La deuxième partie du livre consacrée à la mort du père est bouleversante. L’enfance du père y est évoquée avec une tendresse infinie : « l’avoir entendu balbutier qu’il avait appris à déchiffrer tout seul livres et partitions en gardant les vaches ». Michèle Finck avec son âme d’enfant se remémore son père enfant avec ses frustrations, ses peurs, ses désirs. Le lecteur éprouve une totale empathie pour l’auteure au chevet de son père agonisant et il ouvre avec elle « de nouvelles portes de douleurs à l’intérieur de soi ».

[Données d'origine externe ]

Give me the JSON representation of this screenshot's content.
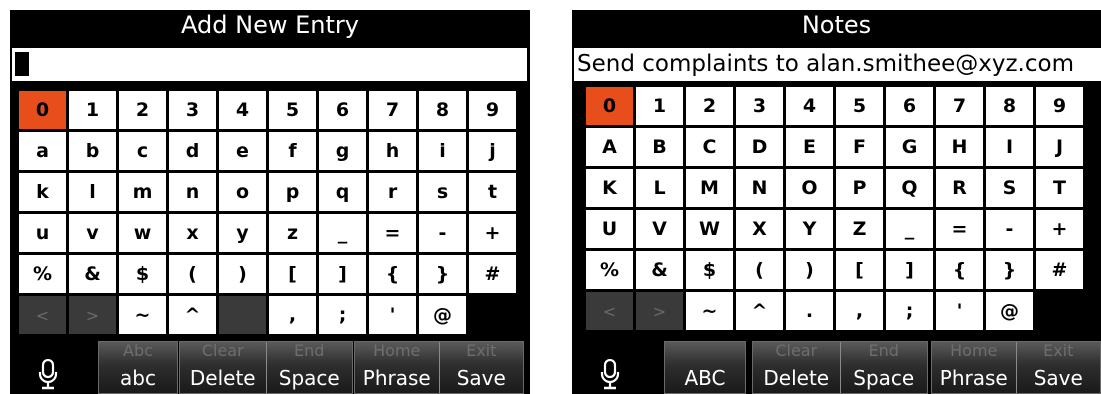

Suivent alors des poèmes magnifiques tel « De givre et de feu » où père et fille se retrouvent au cœur du poème « Écrit à deux bouches ». Dans le texte « À deux voix » où le père incinéré devient « Père à la peau de sapin père brûlé », on appréhende la consumation totale du moi dans la nature qui a inspiré le père également poète.

Indubitablement, le livre de Michèle Finck est l’une de ces étoiles filantes qui nous éclaire dans notre nuit. Si le vrai cimetière n’est autre que notre mémoire, il n’en est pas moins vrai que ce recueil est la vraie tombe du père décédé. Et l’auteure de nous rappeler la lettre de Goethe à Zelter dans laquelle il soutenait : « J’ai la ferme conviction que notre esprit est une substance de nature tout à fait indestructible, qui continue d’œuvrer d’éternité en éternité ».

Dans la troisième et dernière partie intitulée « Scansion du noir », Michèle Finck, on le pressent, a décidé de continuer « à œuvrer » : « Ciel silence cigale / J’écris / D’un seul coup tout autour des tortues sauvages ». Et l’écriture du ciel de mettre un baume sur cette incoercible souffrance : « Ce soir un peu de bleu a eu pitié de moi » et le lecteur de refermer ce livre en sachant qu’il faudra très peu de temps pour qu’il le reprenne pour une nouvelle lecture. Car les lectures de Balbuciendo ne peuvent être que multiples. Il y a plusieurs livres dans ce recueil où les images forcent notre inconscient tant leur puissance et leur magnificence nous interpellent jusque sous notre peau où chaque mot rencontre son écho car le poème et son auteure ne font plus qu’un dans un corps de lumière où l’écriture s’impose pour révéler sur la page blanche « le scanner de l’obscur ».